Fortune’s Most Powerful Women: How to get your employees to care about ESG goals

Meeting benchmarks for environmental, social and governance standards can be a gateway to success rather than an impediment when approached with a people-friendly strategy.

That was the consensus during a virtual preview event Monday ahead wealth‘s Most Powerful Women Summit next week. A handful of Fortune 500 executives discussed how their companies are progressing to meet these standards and use them as growth opportunities.

“ESG is supposed to be the intersection of profit and purpose, right? So it’s not just about doing good for the world, planet and society, it’s about making you a better company,” said LaFawn Davis, senior vice president of environment, social and governance at Indeed.

ESG goals are relatively new to Indeed, the jobs hub. The company only announced its ESG goals last year, but Davis said employees have already adopted those goals and integrated them into their day-to-day work.

“Every single employee is a shareholder,” Davis said, adding that it helps those employees see the value in meeting benchmarks that keep investors happy. “It all just kind of paints the picture for them that it’s not just about the fact that there’s honor in this work and they feel connected to the mission, but there’s also this shareholder value that they understand now because they there are [shareholders].”

One way of looking at it, Davis says, is to say that these aren’t just ESG goals — they’re Indeed’s ESG goals.

Another way to gain employee buy-in is to tie those goals to employee compensation. Mastercard did just that recently. Shamina Singh, executive vice president of sustainability and president of the Mastercard Center for Inclusive Growth, said they piloted the program with executives last year before rolling it out to all employees.

“Anecdotally, it was really well received. It came as no surprise to anyone, so we didn’t introduce topics that our colleagues weren’t familiar with,” Singh said. “It wasn’t a huge leap for them to understand that now, we related it more to compensation.

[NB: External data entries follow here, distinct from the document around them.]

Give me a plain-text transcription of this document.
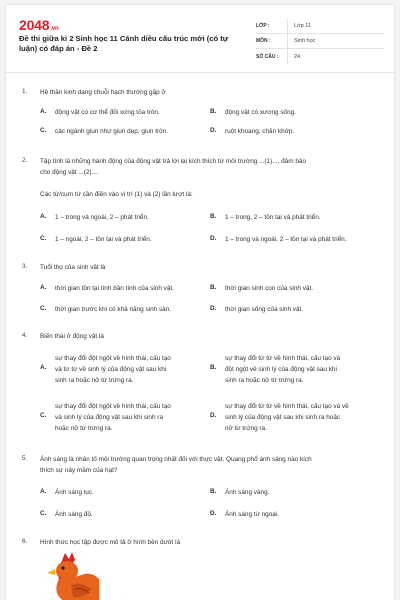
2048.vn
Đề thi giữa kì 2 Sinh học 11 Cánh diều cấu trúc mới (có tự luận) có đáp án - Đề 2
LỚP :	Lớp 11
MÔN :	Sinh học
SỐ CÂU :	24
1. Hệ thần kinh dạng chuỗi hạch thường gặp ở
A. động vật có cơ thể đối xứng tỏa tròn.	B. động vật có xương sống.
C. các ngành giun như giun dẹp, giun tròn.	D. ruột khoang, chân khớp.
2. Tập tính là những hành động của động vật trả lời lại kích thích từ môi trường ...(1)..., đảm bảo
cho động vật ...(2)....
Các từ/cụm từ cần điền vào vị trí (1) và (2) lần lượt là:
A. 1 – trong và ngoài, 2 – phát triển.	B. 1 – trong, 2 – tồn tại và phát triển.
C. 1 – ngoài, 2 – tồn tại và phát triển.	D. 1 – trong và ngoài, 2 – tồn tại và phát triển.
3. Tuổi thọ của sinh vật là
A. thời gian tồn tại tính bản tính của sinh vật.	B. thời gian sinh con của sinh vật.
C. thời gian trước khi có khả năng sinh sản.	D. thời gian sống của sinh vật.
4. Biến thái ở động vật là
A.
sự thay đổi đột ngột về hình thái, cấu tạo
và từ từ về sinh lý của động vật sau khi
sinh ra hoặc nở từ trứng ra.
B.
sự thay đổi từ từ về hình thái, cấu tạo và
đột ngột về sinh lý của động vật sau khi
sinh ra hoặc nở từ trứng ra.
C.
sự thay đổi đột ngột về hình thái, cấu tạo
và sinh lý của động vật sau khi sinh ra
hoặc nở từ trứng ra.
D.
sự thay đổi từ từ về hình thái, cấu tạo và về
sinh lý của động vật sau khi sinh ra hoặc
nở từ trứng ra.
5. Ánh sáng là nhân tố môi trường quan trọng nhất đối với thực vật. Quang phổ ánh sáng nào kích
thích sự nảy mầm của hạt?
A. Ánh sáng lục.	B. Ánh sáng vàng.
C. Ánh sáng đỏ.	D. Ánh sáng từ ngoại.
6. Hình thức học tập được mô tả ở hình bên dưới là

But the only thing we’ve done a lot more is we’ve gotten a lot more rigorous in terms of measurement and the metrics and communicating those and then… in terms of education and awareness of how those things affect yours receive individual remuneration.”

Another way to digest ESG goals is to redefine the approach and rationale for setting them. At Citi, Val Smith, chief sustainability officer, said the drive to commit to ESG goals came from multiple directions.

“We made the commitment because our investors asked us to,” she said. “We made a commitment, because we saw these trends among our customer segments, that they made a commitment to net-zero emissions by 2050. And we saw a business opportunity.”

Smith said Citi has restructured portions of corporate and investment banks to help clients transition to low-carbon and zero-carbon business models by 2050.

Lisa Edwards, Diligent’s President and COO, said there has been a wave of companies adopting these goals over the course of the pandemic. In a recent survey, Edwards said the number of respondents who said they had never discussed ESG goals rose from 20% before the pandemic to 4% after the pandemic.

“My question about this is always: who are these 4% and what brick are they under?” she said. “Because it feels like most boards are now saying, ‘This is a constant issue for boards to talk about.'”

Part of that adoption, Edwards said, is how organizations incorporate those goals into day-to-day operations, rather than having goals as benchmarks that aren’t related to the organization’s mission.

One way to integrate those goals is to do what Mastercard did by creating its Mastercard Center for Inclusive Growth. Singh explained that the center uses the company’s assets for social and environmental impact.

“It is up to all of our people and assets to figure out how to ensure our products, our services and our access are aligned with environmental and social impacts,” she said.

Edwards had a pragmatic approach to incorporating ESG goals into companies that might resist simply because it is seen as the right thing to do for the greater good.

“If you can’t do it, do it because it’s the right thing for the business and it’s strategic,” she said. “And you have to think about the risk factors if you don’t, both for the long-term sustainability of the business and for short-term risk management.”